A recent meta-analysis of clinical trials determined that Jobes’ assessment was “Well Supported for reducing suicidal ideation per Centers for Disease Control criteria.” The framework outperformed alternative interventions in the trials.

Jobes said in a statement on Monday, “We are thrilled with the findings of this meta-analysis.”

“Our mission in our treatment research is to save lives through effective suicide-focused clinical care,” Jobes said.

The CAMS method “quickly reduces suicidal thoughts (in six to eight sessions) and reduces overall symptoms of distress, depression, and hopelessness,” the university said. It added that CAMS emphasizes collaboration with patients, involving them as a “co-author” in their own treatment plans.

The meta-analysis of clinical trials was performed by Joshua Swift, associate professor of clinical psychology at Idaho State University, along with his university colleagues. It was published in the peer-reviewed journal Suicide and Life-Threatening Behavior.

Swift and his team reviewed nine national and international studies with data from 749 patients; the CAMS intervention was compared to normal or alternative treatments.

“The results showed that CAMS, in comparison to alternative interventions, resulted in significantly lower suicidal ideation and general distress, considerably higher treatment acceptability, and notably higher hope/lower hopelessness,” Swift wrote.

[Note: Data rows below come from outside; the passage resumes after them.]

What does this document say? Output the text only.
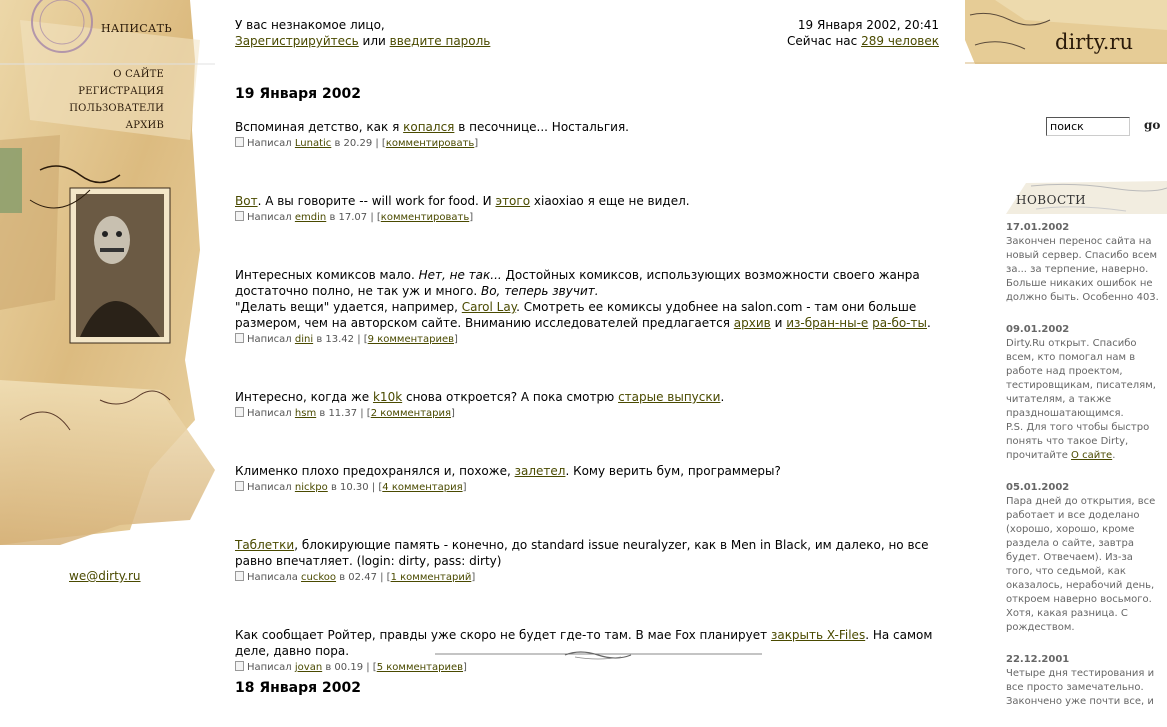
НАПИСАТЬ
О САЙТЕ
РЕГИСТРАЦИЯ
ПОЛЬЗОВАТЕЛИ
АРХИВ
we@dirty.ru
У вас незнакомое лицо,
Зарегистрируйтесь или введите пароль
19 Января 2002, 20:41
Сейчас нас 289 человек	dirty.ru
19 Января 2002
Вспоминая детство, как я копался в песочнице... Ностальгия.
Написал Lunatic в 20.29 | [комментировать]
Вот. А вы говорите -- will work for food. И этого xiaoxiao я еще не видел.
Написал emdin в 17.07 | [комментировать]
Интересных комиксов мало. Нет, не так... Достойных комиксов, использующих возможности своего жанра достаточно полно, не так уж и много. Во, теперь звучит.
"Делать вещи" удается, например, Carol Lay. Смотреть ее комиксы удобнее на salon.com - там они больше размером, чем на авторском сайте. Вниманию исследователей предлагается архив и из-бран-ны-е ра-бо-ты.
Написал dini в 13.42 | [9 комментариев]
Интересно, когда же k10k снова откроется? А пока смотрю старые выпуски.
Написал hsm в 11.37 | [2 комментария]
Клименко плохо предохранялся и, похоже, залетел. Кому верить бум, программеры?
Написал nickpo в 10.30 | [4 комментария]
Таблетки, блокирующие память - конечно, до standard issue neuralyzer, как в Men in Black, им далеко, но все равно впечатляет. (login: dirty, pass: dirty)
Написала cuckoo в 02.47 | [1 комментарий]
Как сообщает Ройтер, правды уже скоро не будет где-то там. В мае Fox планирует закрыть X-Files. На самом деле, давно пора.
Написал jovan в 00.19 | [5 комментариев]
18 Января 2002
поиск
go
НОВОСТИ
17.01.2002
Закончен перенос сайта на новый сервер. Спасибо всем за... за терпение, наверно. Больше никаких ошибок не должно быть. Особенно 403.
09.01.2002
Dirty.Ru открыт. Спасибо всем, кто помогал нам в работе над проектом, тестировщикам, писателям, читателям, а также праздношатающимся.
P.S. Для того чтобы быстро понять что такое Dirty, прочитайте О сайте.
05.01.2002
Пара дней до открытия, все работает и все доделано (хорошо, хорошо, кроме раздела о сайте, завтра будет. Отвечаем). Из-за того, что седьмой, как оказалось, нерабочий день, откроем наверно восьмого. Хотя, какая разница. С рождеством.
22.12.2001
Четыре дня тестирования и все просто замечательно. Закончено уже почти все, и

Jobes on Monday said the analysis underlines the importance of treating suicidal ideation.

“The incredibly rigorous work of Dr. Swift and his colleagues clearly shows that CAMS provides highly effective care for the largest challenge we face in suicide prevention today: the massive population of people who struggle with serious suicidal thoughts,” he said.

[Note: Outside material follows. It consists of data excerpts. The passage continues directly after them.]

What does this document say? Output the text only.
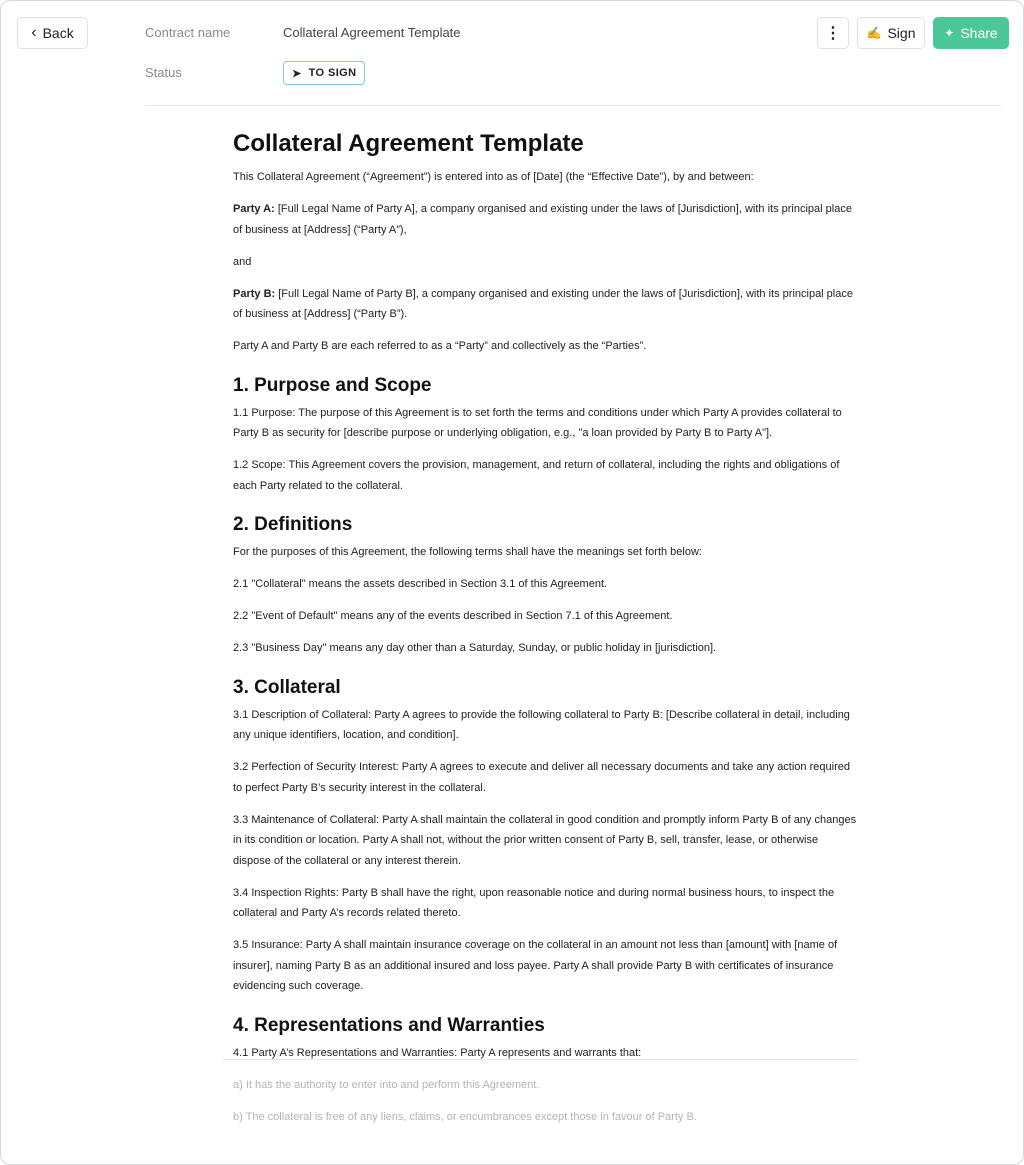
‹ Back	Contract name	Collateral Agreement Template
Status	➤ TO SIGN
⋮ ✍ Sign ✦ Share
Collateral Agreement Template

This Collateral Agreement (“Agreement”) is entered into as of [Date] (the “Effective Date”), by and between:

Party A: [Full Legal Name of Party A], a company organised and existing under the laws of [Jurisdiction], with its principal place of business at [Address] (“Party A”),

and

Party B: [Full Legal Name of Party B], a company organised and existing under the laws of [Jurisdiction], with its principal place of business at [Address] (“Party B”).

Party A and Party B are each referred to as a “Party” and collectively as the “Parties”.

1. Purpose and Scope

1.1 Purpose: The purpose of this Agreement is to set forth the terms and conditions under which Party A provides collateral to Party B as security for [describe purpose or underlying obligation, e.g., "a loan provided by Party B to Party A"].

1.2 Scope: This Agreement covers the provision, management, and return of collateral, including the rights and obligations of each Party related to the collateral.

2. Definitions

For the purposes of this Agreement, the following terms shall have the meanings set forth below:

2.1 "Collateral" means the assets described in Section 3.1 of this Agreement.

2.2 "Event of Default" means any of the events described in Section 7.1 of this Agreement.

2.3 "Business Day" means any day other than a Saturday, Sunday, or public holiday in [jurisdiction].

3. Collateral

3.1 Description of Collateral: Party A agrees to provide the following collateral to Party B: [Describe collateral in detail, including any unique identifiers, location, and condition].

3.2 Perfection of Security Interest: Party A agrees to execute and deliver all necessary documents and take any action required to perfect Party B’s security interest in the collateral.

3.3 Maintenance of Collateral: Party A shall maintain the collateral in good condition and promptly inform Party B of any changes in its condition or location. Party A shall not, without the prior written consent of Party B, sell, transfer, lease, or otherwise dispose of the collateral or any interest therein.

3.4 Inspection Rights: Party B shall have the right, upon reasonable notice and during normal business hours, to inspect the collateral and Party A’s records related thereto.

3.5 Insurance: Party A shall maintain insurance coverage on the collateral in an amount not less than [amount] with [name of insurer], naming Party B as an additional insured and loss payee. Party A shall provide Party B with certificates of insurance evidencing such coverage.

4. Representations and Warranties

4.1 Party A’s Representations and Warranties: Party A represents and warrants that:

a) It has the authority to enter into and perform this Agreement.

b) The collateral is free of any liens, claims, or encumbrances except those in favour of Party B.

Jobes said nearly 20,000 clinicians have been trained in CAMS so far, and added that he hopes “to train many more so we can help decrease suicide-related suffering and deaths around the world.”

“CAMS is patient-centric,” Jobes said. “We emphasize empathy, collaboration, honesty, and a singular focus on treating and eliminating suicidal thoughts and behaviors. CAMS creates a strong therapeutic alliance and it also invariably motivates patients to fight for their lives.”

Jobes said the final phase of care in the CAMS framework “focuses on plans, goals, and hope for the future — a life worth living with purpose and meaning.”

“We often treat relationship issues, vocational problems, and issues of self-worth that make people suicidal,” Jobes said.